Cadaveric studies have shown that the LCL complex plays a role in posterolateral rotatory instability although references to LCL pathology occurring without trauma are scarce [41]. This is in contrast to the medial collateral ligament of the elbow, for which pathology related to elongation after a repetitive valgus stress has been widely described [2, 22, 37, 57]. The SMILE concept postulates a role for the R-LCL in the origin of atraumatic minor instability and pain of the lateral elbow.

The choice of an all-arthroscopic technique is dictated by the reduced procedure-related morbidity, the possibility to visualise and diagnose every compartment of the elbow, and the capability of performing a dynamic evaluation of the laxity of articular and ligamentous structures before and after re-tensioning. An open procedure could also be considered, depending on the preference and experience of the surgeon. Traditional open techniques of ECRB release may work by generating a scarring process of R-LCL [8]. This could eventually lead to a similar functional result as plicating the R-LCL. Nevertheless, we believe that a procedure that plicates an existing ligament is more respectful to the anatomy compared with aiming to create a scar by detaching a tendon with the underlying ligament.

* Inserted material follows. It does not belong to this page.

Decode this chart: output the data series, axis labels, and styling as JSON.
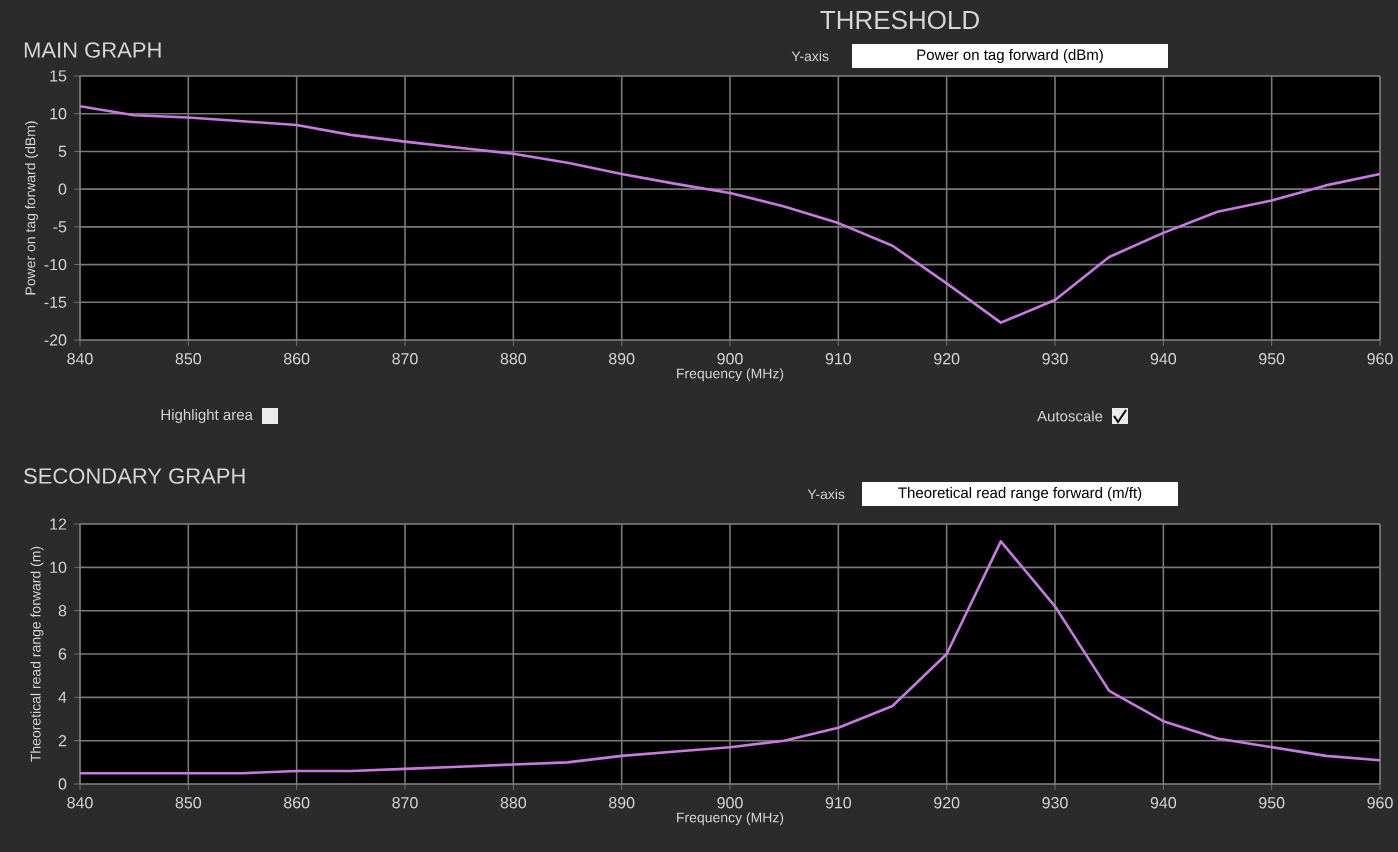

We did not consider laser-assisted capsulorrhaphy or arthroscopic thermal shrinkage because of the association with significant complications such as chondrolysis and thermal nerve injury that have been demonstrated in the management of shoulder instability [24, 28, 46].

Post-operative loss of extension was the most frequent adverse event encountered in our series, which partially explains the few unsatisfactory subjective final results. Reduction in joint movement and loss of strength have been extensively described as potential complication of arthroscopic treatment of joint instability; this adverse event may directly depend on the surgical procedure (non-anatomical repair or mechanical failure of the anchors) or on inadequate physiotherapy [1, 23, 27, 33]. However, loss of ROM is considered an acceptable drawback of a procedure which relieves pain and reduces instability [51, 53]. The vast majority of our patients at final follow-up had a minimal reduction in flexion or extension that was not subjectively considered as problematic. Future research will help us to modulate the amount of distal to proximal shift of R-LCL and eventually to limit the ROM loss though it is recognised even with percutaneous and arthroscopic ECRB releases a minor percentage of post-operative ROM loss occurs (1.9 and 1.1%, respectively). [44].

Defining the limits of this procedure is challenging and requires further study. Image-based diagnosis and classification of the intra-articular findings evaluated in this study in association with lateral elbow pain is challenging. Ultrasound examination is still considered the imaging gold standard even if ultrasound is limited in the evaluation of joint cartilage and capsule [15, 20, 32, 34, 43]. MRI is limited by the need for different arm positions and reconstructions to fully investigate anomalies. MRI arthrography and three-dimensional reconstruction may help increase the utility of MRI [18, 29, 36]. A detailed knowledge of the pathology and a precise clinical examination can improve imaging-based diagnostics and a specific question from the requesting surgeon may help focus the relevant investigation.

Limitations of this study include that it is a case series from a single surgeon without any control group. Given the lack of any suitable validated criteria, eligibility was determined through intra-articular assessment of findings and performance of tests in a standardised fashion by the primary author. The development of a standardised diagnostic algorithm will enable further refinement of the indications for this technique and to offer a reproducible and reliable treatment option for a selected subgroup of patients affected by recalcitrant elbow pain.

Conclusions

Arthroscopic R-LCL plication abolishes objective signs of laxity and leads to substantial improvements in subjective patient satisfaction and positive clinical outcomes at more than 2 years of median follow-up in patients presenting with symptomatic minor instability of the lateral elbow (SMILE). A well-tolerated limitation in range of motion is a possible consequence of this intervention.